Nergishan Tekin'le Kitap Dünyası (09 Ocak 2020)

Nergishan Tekin'le Kitap Dünyası (09 Ocak 2020)
Suriye’de Irak’ta savaş niçin çıktı? İbrahim Varlı, bir gazeteci olarak birçok defa gittiği Suriye’deki iç savaşı ve dış güçleri bir ucundan ülkeyi çekiştirmesini “Suriye Kapanı-Bir Cinayetin Anatomisi” kitabında tahlil ediyor. (Tekin Yayınları, 333 s.)

NERGİSHAN TEKİN / GÜNBOYU

“Suriye Kapanı-Bir Cinayetin Anatomisi” kitabı hakkında bir fikir edinmek ve önemini anlamak için içindekilere göz atmamız yeterli:

BİRİNCİ BÖLÜM: Savaşa Giriş: Yağmurdan Önce / Bir Cinayetin Anatomisi! / Siz Hiç İç Savaş / Gördünüz mü? / Biz Bu Filmi Daha Önce Görmüştük / Şok Doktrini, "Rıza Üretimi" / Ortadoğu'nun Otuz Yıl Savaşları: Coğrafya Kader midir? / Sykes-Picot'tan Lavrov-Pompeo'ya Değişmeyen Kader.

İKİNCİ BÖLÜM: Savaşın Gelişimi: Suriye Neden ve Nasıl Bu Hale Geldi? / Bir Vekâlet Savaşının Öyküsü / Öfkeli Çocuklar mı, ABD Maşası mı? / Kaosu Besleyen "Enerji" / Şam'da Namaza Giderken Eldeki Türbeden Olmak / Cihat Otobanından "Eğit-Donat"a / Şeytanla Dans Edilmez!

ÜÇÜNCÜ BÖLÜM: Savaşın Sonu: Filler Tepişirken Yeniden Karılan Kartlar / Fırat'ın Batısı, TSK-ÖSO Tamponu / Sınırdaki Cihadistan: İdlib / Kuzeydeki Kantonlar, Rojava'nın Geleceği / Fırat'ın Doğusu, Güvenli Bölge, Derinleşen Bataklık / Cenevre'den Astana'ya; Paylaşılan Ülke Kim, Ne İstiyor? / Cenevre Görüşmeleri / Moskova Deklarasyonu, Yeni Anayasa Pazarlıkları / Modelden Model Beğen; Kim Ne İstiyor? / ABD: Doğu Suriye'de Kuzey Irak Modeli / Rusya: Bağımsızlığa Hayır, Statüye Evet! / Kürtler: ABD ile İttifak, Şam ile Pazarlık / Suriye: Diyaloga Evet, Ayrılığa Hayır! / Türkiye: Kırmızı Çizgi Kürtler / Iran: ABD'ye de Her Türlü Kazanıma da Hayır! / Suudi Arabistan-BAE-Katar: Parayı Ver, Taşeronluk Yap.... / İsrail: İstikrarsızlık Sürsün, Suriye Çökertilsin...

*

Kitabın önsözü bilinen bir isimden, Fikret Başkaya’dan. Şu satırlar kitabın nasıl ortaya konduğunu dair bir fikir verecektir:

“Elinizdeki kitapta İbrahim Varlı, Suriye'ye kurulan emperya­list tuzağın, bütünlüklü bir tahlilini ve tasvirini yapıyor. "Orada ne oldu, neden oldu, nasıl oldu?" sorularına odaklanıyor. Suri­ye halklarına dayatılan vahşetin aktörlerini açık ediyor. Gerçek bütündedir, hakikat bütündedir ilkesinden hareket etmesi ona yöntem üstünlüğü sağlıyor ve şeylerin gerçeğine nüfuz etmesini kolaylaştırıyor.

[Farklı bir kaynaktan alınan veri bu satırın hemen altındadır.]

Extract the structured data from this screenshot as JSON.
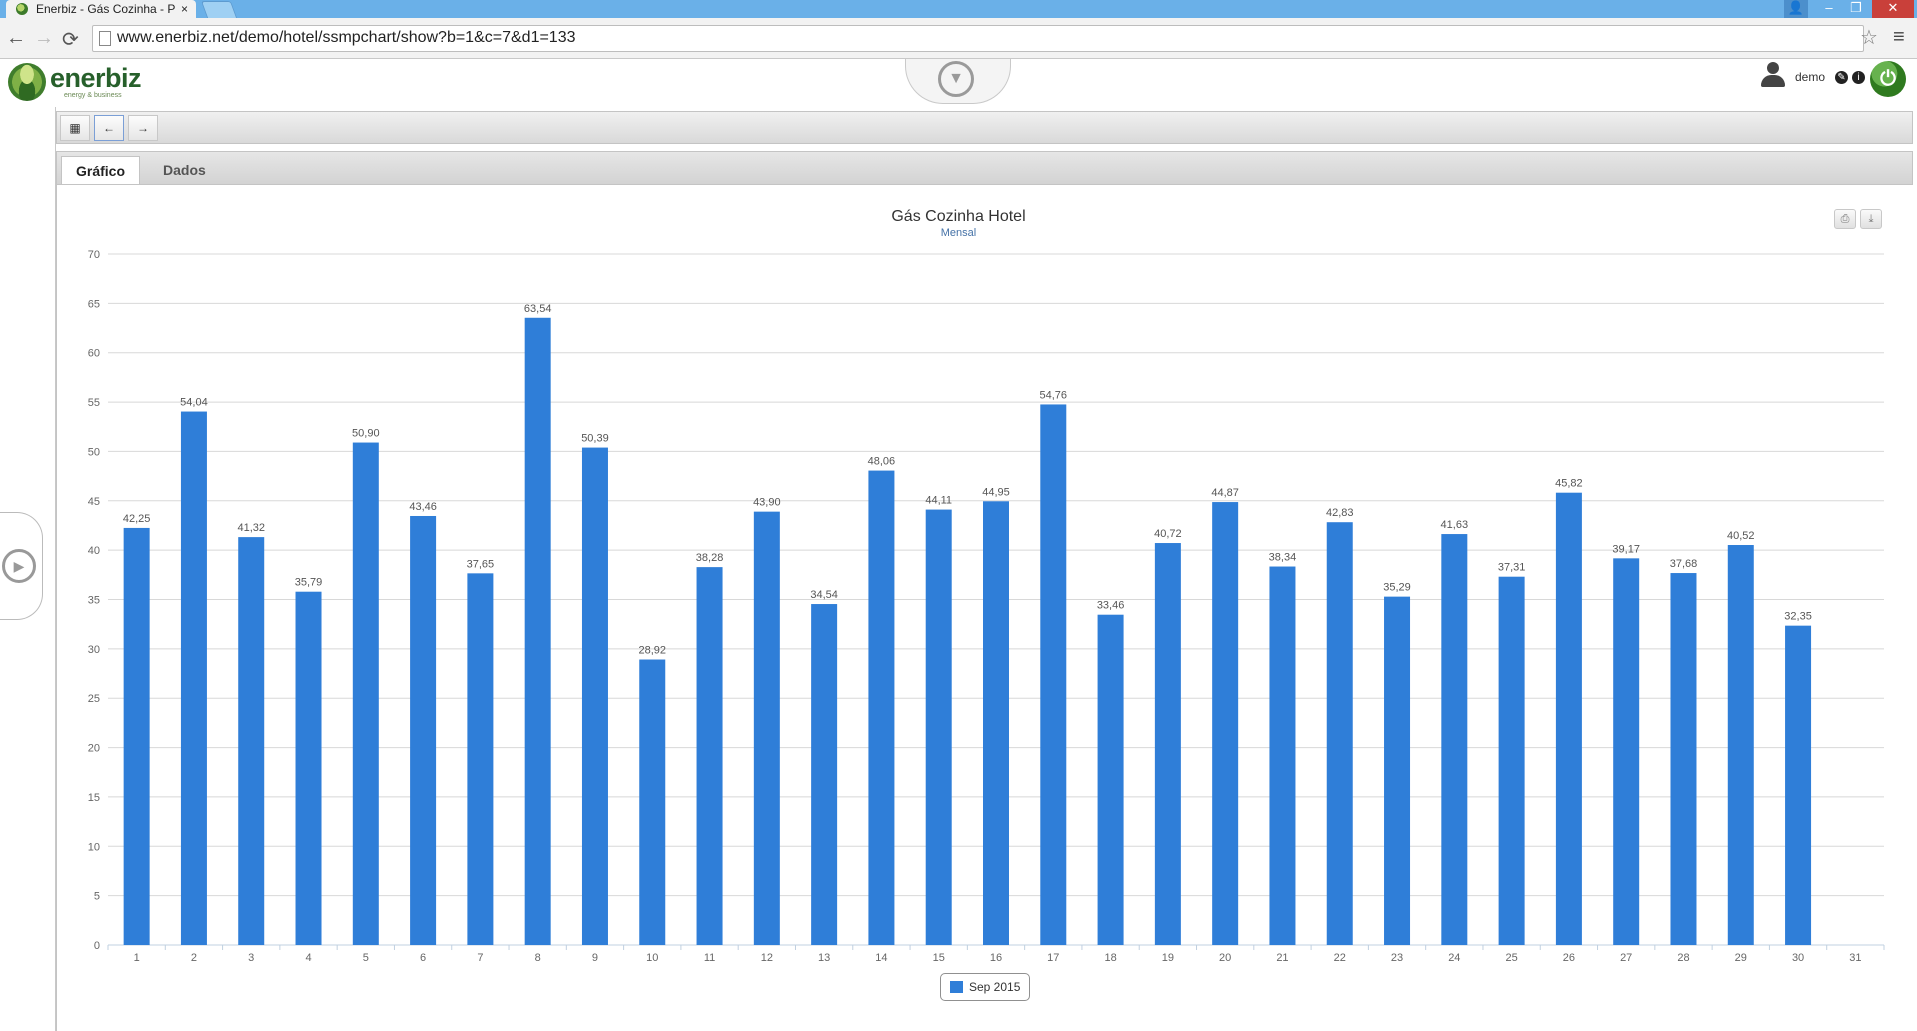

Başkaya, “Savaşlar neden daha çok Ortado­ğu'da odaklanıyor?” sorusunun cevabını arıyor:

“Ortadoğu denilen bölge, dünyanın merkezidir. Bu, Kristof Kolomb'un macerasından önce de öyleydi, bu gün de öyledir. Zira, orası müstesna bir jeostratejik ve jeopolitik konuma sahiptir. Tarih boyunca hegemonik, yayılmacı emelleri olup da gözünü o bölgeye dikmeyen bir güç, bir devlet yoktur. Şimdiler­de sahip olduğu enerji kaynakları (petrol, doğalgaz) ve stratejik öneme sahip madenler, hegemonya emelleri olan güçlerin iştahını daha da kabartmış bulunuyor.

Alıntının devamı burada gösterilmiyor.